Села в поезд Сапсан. Еду. Малую Вишеру проехали. Поглядываю в окно. По сторонам поглядываю. Кто передо мной сидит, чего делает. А передо мной сидит мужчина и с увлечением смотрит в свой ноутбук. А у него там мультфильм. (Я вообще заметила, что мужчины, ездящие в Сапсане, как правило, смотрят боевые рисованные мультики; объяснить этот феномен я могу только тем, что этим мужчинам, как мы и подозревали, девять лет, ну десять; а то, что у него очки, хорошее пальто, он немного лысеет, тщательно выбрит и время от времени разговаривает по мобильному о каких-то поставках, трубопрокате или накладных, – это ничего не значит. Просто мы доверяем трубопрокат девятилетним, почему нет-то.)

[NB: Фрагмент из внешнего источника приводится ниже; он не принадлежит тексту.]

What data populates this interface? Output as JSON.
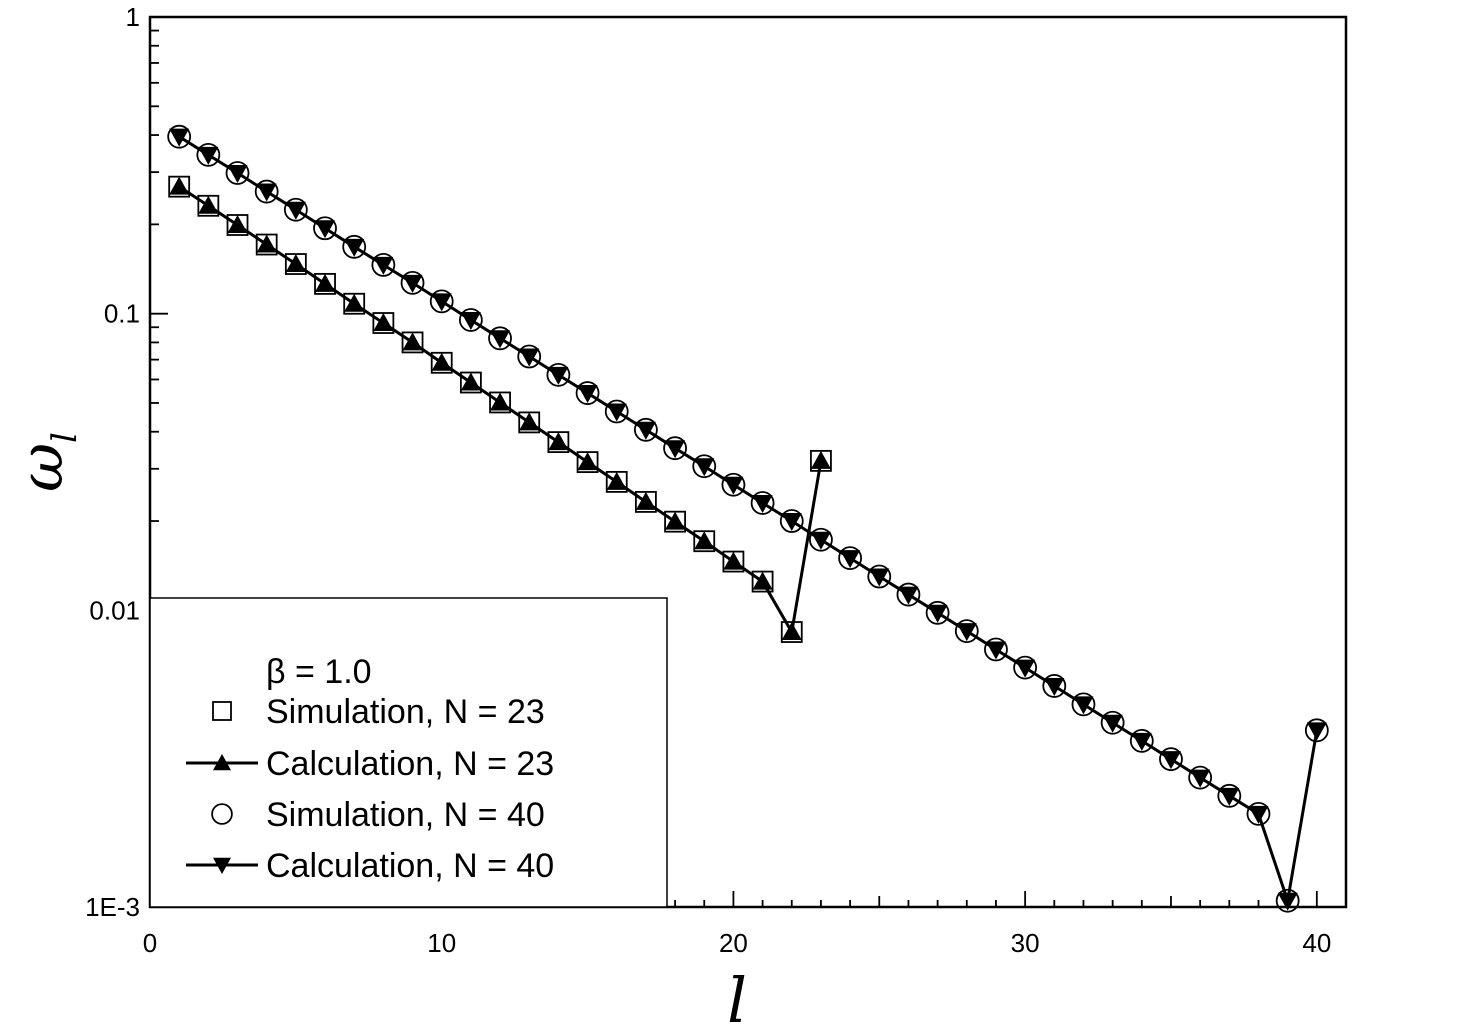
{
  "chart_data": {
    "type": "scatter",
    "xlabel": "l",
    "ylabel_main": "ω",
    "ylabel_sub": "l",
    "xlim": [
      0,
      41
    ],
    "ylim": [
      0.001,
      1
    ],
    "yscale": "log",
    "x_ticks": [
      0,
      10,
      20,
      30,
      40
    ],
    "x_tick_labels": [
      "0",
      "10",
      "20",
      "30",
      "40"
    ],
    "y_ticks": [
      0.001,
      0.01,
      0.1,
      1
    ],
    "y_tick_labels": [
      "1E-3",
      "0.01",
      "0.1",
      "1"
    ],
    "grid": false,
    "legend_position": "bottom-left",
    "legend_title": "β = 1.0",
    "series": [
      {
        "name": "Simulation, N = 23",
        "marker": "square-open",
        "line": false,
        "x": [
          1,
          2,
          3,
          4,
          5,
          6,
          7,
          8,
          9,
          10,
          11,
          12,
          13,
          14,
          15,
          16,
          17,
          18,
          19,
          20,
          21,
          22,
          23
        ],
        "y": [
          0.268,
          0.231,
          0.199,
          0.171,
          0.147,
          0.126,
          0.108,
          0.093,
          0.08,
          0.0683,
          0.0586,
          0.0502,
          0.043,
          0.0369,
          0.0316,
          0.0271,
          0.0232,
          0.0199,
          0.0171,
          0.0146,
          0.0125,
          0.00845,
          0.0319
        ]
      },
      {
        "name": "Calculation, N = 23",
        "marker": "triangle-up-filled",
        "line": true,
        "x": [
          1,
          2,
          3,
          4,
          5,
          6,
          7,
          8,
          9,
          10,
          11,
          12,
          13,
          14,
          15,
          16,
          17,
          18,
          19,
          20,
          21,
          22,
          23
        ],
        "y": [
          0.268,
          0.231,
          0.199,
          0.171,
          0.147,
          0.126,
          0.108,
          0.093,
          0.08,
          0.0683,
          0.0586,
          0.0502,
          0.043,
          0.0369,
          0.0316,
          0.0271,
          0.0232,
          0.0199,
          0.0171,
          0.0146,
          0.0125,
          0.00845,
          0.0319
        ]
      },
      {
        "name": "Simulation, N = 40",
        "marker": "circle-open",
        "line": false,
        "x": [
          1,
          2,
          3,
          4,
          5,
          6,
          7,
          8,
          9,
          10,
          11,
          12,
          13,
          14,
          15,
          16,
          17,
          18,
          19,
          20,
          21,
          22,
          23,
          24,
          25,
          26,
          27,
          28,
          29,
          30,
          31,
          32,
          33,
          34,
          35,
          36,
          37,
          38,
          39,
          40
        ],
        "y": [
          0.395,
          0.343,
          0.298,
          0.258,
          0.224,
          0.194,
          0.168,
          0.146,
          0.127,
          0.11,
          0.0952,
          0.0826,
          0.0717,
          0.0622,
          0.054,
          0.0468,
          0.0406,
          0.0352,
          0.0306,
          0.0265,
          0.023,
          0.02,
          0.0173,
          0.015,
          0.013,
          0.0113,
          0.00981,
          0.00851,
          0.00738,
          0.00641,
          0.00556,
          0.00482,
          0.00418,
          0.00363,
          0.00315,
          0.00273,
          0.00237,
          0.00206,
          0.00105,
          0.00394
        ]
      },
      {
        "name": "Calculation, N = 40",
        "marker": "triangle-down-filled",
        "line": true,
        "x": [
          1,
          2,
          3,
          4,
          5,
          6,
          7,
          8,
          9,
          10,
          11,
          12,
          13,
          14,
          15,
          16,
          17,
          18,
          19,
          20,
          21,
          22,
          23,
          24,
          25,
          26,
          27,
          28,
          29,
          30,
          31,
          32,
          33,
          34,
          35,
          36,
          37,
          38,
          39,
          40
        ],
        "y": [
          0.395,
          0.343,
          0.298,
          0.258,
          0.224,
          0.194,
          0.168,
          0.146,
          0.127,
          0.11,
          0.0952,
          0.0826,
          0.0717,
          0.0622,
          0.054,
          0.0468,
          0.0406,
          0.0352,
          0.0306,
          0.0265,
          0.023,
          0.02,
          0.0173,
          0.015,
          0.013,
          0.0113,
          0.00981,
          0.00851,
          0.00738,
          0.00641,
          0.00556,
          0.00482,
          0.00418,
          0.00363,
          0.00315,
          0.00273,
          0.00237,
          0.00206,
          0.00105,
          0.00394
        ]
      }
    ]
  }
}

В ушах у этого мужчины наушники, и он время от времени всхахатывает, – когда уж очень там у него смешно в мультике. И согнутым пальцем периодически вытирает экран.

Я присмотрелась. Гляжу – а на экран мужчине с равными промежутками времени сверху что-то: кап… кап… кап… кап… Что за дрянь там на полке! – внутренне возмутилась я, а потом посмотрела – а это из моего чемоданчика. Суп.

Оранжевые такие капли – кап… кап… А этот девятилетний, нет чтобы разораться, раздувать ноздри, оглядываться по сторонам, вообще бушевать, – просто стирает тыквенное пюре с экрана то большим пальцем, то согнутым указательным; ему и сквозь суп веселое видно.

Видимо, его жизненные качества – незлобивость, смирение и тупоумие.

Макдональдс

У каждого есть свой рассказ о Макдональдсе. Есть и у меня свой. Расскажу.

Часть первая

27 февраля 1992 года немолодая американская дама Стелла Либек куда-то ехала с внуком на машине; внук был за рулем. Бабушке захотелось кофе – ужасного, жидкого водянистого американского кофе; это сейчас в Америке можно купить приличного кофе, а в 1992 году – ну не ближе, чем в Сиэтле, но они были не в Сиэтле. Внук подвез бабушку к Макдональдсу, потому что помои – они всюду помои, но в Макдональдсе они родные, и это так удобно, и вылезать не нужно: окно машины опустил, картонный стаканчик получил – и пей себе на здоровье. А если добавить в помои заменитель сахару и технические сливки из соевого белка, то это просто Парадайз и Аркадия. Макдональдс (в своем американском варианте) именно так и устроен: все народное, безвкусное, поддельное, по цене доступное, – белые промокашки помидоров, вялые маринованные кружочки огурцов; салат как мятая бумага, мелкие пережаренные крючочки картошки-фри. Мертвые ножки кур, нашпигованных антибиотиками. Ворона аппетитнее, чем эти ножки. А у внука госпожи Либек машинка была дешевая, не было в ней специальной полочки с дыркой для стакана. Так что госпожа Либек зажала стаканчик между своих немолодых лядвей и отколупнула крышечку, дабы вбросить в любимые помои сахарку и сливок. А стаканчик и опрокинься, а она и обварись.